Racism claims probed at Middleboro High School

Alice C. Elwell

The high school is under investigation by the U.S. Department of Education's Office of Civil Rights for lack of action on racial discrimination incidents.

The allegations involve remarks made to students by former football coach David DeFelice, who denied the allegations, but said he could not comment while the investigation is ongoing.

David Thomas, from the Washington, D.C., Office of Civil Rights, said the investigation was launched because the school “failed to respond to some racial harassment incidents.”

The parent who filed the complaint declined to be interviewed, but parent Elaine Wright, who is familiar with the allegations, said her son, who is black, was also the victim of racist remarks made by DeFelice.

Wright, a white parent, said her son, who is Haitian, had been singled out because of color.

Since the complaint was filed in November, “miraculously things have gotten better,” Wright said.

She said DeFelice resigned his position as coach over the allegations, but DeFelice denies that is the reason.

One example of racism, Wright contends, was DeFelice's custom of separating the white players from the black players and having them play against each other at practice.

The Enterprise obtained a copy of the complaint under the Freedom of Information Act, but names were omitted.

According to the complaint, the coach made offending comments such as, “Don't be too hard on him, blacks learn slower than whites.”

The complaint goes on to report that a group of parents met with Athletic Director David Paling, Principal Katherine Flaherty and School Superintendent Robert M. Sullivan, but the allegations were “dismissed.”

The complaint also said the coach called all the players, black and white, “unimaginable names” that included “loser, moron, phonies and worthless.”

The complaint says the coach continued name calling off the field and in the classroom.

DeFelice declined to discuss the allegations, “out of respect for the process, while it's under investigation.”

He did clarify his resignation, saying, “I had resigned as head coach before the season began.
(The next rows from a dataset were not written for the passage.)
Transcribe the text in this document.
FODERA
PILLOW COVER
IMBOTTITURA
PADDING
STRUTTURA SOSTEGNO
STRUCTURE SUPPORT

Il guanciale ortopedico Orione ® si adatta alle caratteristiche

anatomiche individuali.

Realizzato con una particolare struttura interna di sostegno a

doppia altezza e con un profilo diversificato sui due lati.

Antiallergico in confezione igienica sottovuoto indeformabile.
The allegations have nothing to do with my resignation.”

DeFelice said the team made great strides in his six years as head coach, “but the last two seasons fell far short of our goals. I felt it was time for someone else to take the next stretch.”

“Oh my God,” said former student Chelsea James, 22, when she heard about the allegations.

James had many classes with DeFelice during her four years at Middleboro High School.

The young black woman is no stranger to racism, saying, “I've experienced a lot of racism and been the victim of plenty of hate crimes, due to ignorance in that school, and I didn't like it.”

But she calls the allegations against DeFelice “ridiculous.”

“It's shameful, I can almost guarantee it's a false accusation,” James said.

Superintendent Robert M. Sullivan said he received the complaint, but out of respect for the investigation he declined to comment.

“I am cooperating with the Office of Civil Rights and providing everything requested well within the time frame,” he said.